As regards our knowledge, or perception, of things, the consciousness of Agreement is second only to Discrimination, or the consciousness of Difference. When we know a thing, we do so by its differences and its agreements. Our full knowledge of red, is our having contrasted it with all other colours, and our having compared it with itself and with its various shades. Our knowledge of a chair is made up of our experiences of the distinction between it and other articles of furniture, &c., and of the agreement between it and other chairs. Both modes are involved in a complete act of cognition, and nothing else (except, of course, the Retentiveness implied in the one and the other) is necessary. Our knowledge of man is the sum of the points of contrast between a man and all other things, and the sum of the points of identity on comparing men with one another. Our increase in knowledge

is constantly proceeding in both directions: we note new differences, and also new agreements, among our experiences, object and subject. We do not begin to be conscious till we have the shock of difference; and we cannot make that analysis of our conscious states, called the recognition of plurality, combination, or complication, till we discover agreements, and refer each part of the impression to its like among our previous impressions. To perceive is, properly, to recognize, or identify.

2. Some preliminary explanation of the kind of relationship subsisting between the two principles of Contiguity and Similarity, is requisite in order to guard against mistakes, and especially to prevent misapprehension, as to the separate existence of the two modes of action in the mental framework.

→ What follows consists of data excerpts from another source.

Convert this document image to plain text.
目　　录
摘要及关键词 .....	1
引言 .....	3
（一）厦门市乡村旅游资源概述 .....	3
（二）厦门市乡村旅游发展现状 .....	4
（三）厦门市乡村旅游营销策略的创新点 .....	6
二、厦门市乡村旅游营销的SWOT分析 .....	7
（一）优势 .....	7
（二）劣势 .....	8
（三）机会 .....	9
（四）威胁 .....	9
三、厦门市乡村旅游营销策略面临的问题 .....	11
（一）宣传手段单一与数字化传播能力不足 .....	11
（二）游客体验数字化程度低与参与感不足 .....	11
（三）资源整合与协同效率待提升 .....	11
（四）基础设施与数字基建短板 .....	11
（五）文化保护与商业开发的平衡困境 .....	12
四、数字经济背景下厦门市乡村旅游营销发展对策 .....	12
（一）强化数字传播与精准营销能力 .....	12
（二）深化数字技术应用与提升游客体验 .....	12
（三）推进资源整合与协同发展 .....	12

When the cohesive link between any two contiguous actions, or images, is confirmed by a new occurrence or repetition, obviously the present impression must revive the sum total of the past impressions, or reinstate the whole mental condition left on the occasion immediately preceding. Thus, if I am disciplining myself in the act of drawing a round figure with my hand, any one present effort must recall the state of the muscular and nervous action, or the precise bent acquired at the end of the previous effort, while that effort had to reinstate the condition at the end of the one preceding, and so on. It is only in this way that repetition can be of any avail in confirming a physical habit, or in forming an intellectual aggregate. But this reinstatement of a former condition by a present act of the same kind, is really and truly a case of the operation of the associating principle of similarity, or of like recalling like; and we here plainly see, that without such recall, the adhesion of contiguous things would be impossible. Hence it would appear, that all through the exposition of Contiguity, the principle of Similarity has been tacitly assumed; we have everywhere taken for granted, that a present occurrence of any object to the view, recalls the total impression made by all the previous occurrences, and adds its own effect to that total.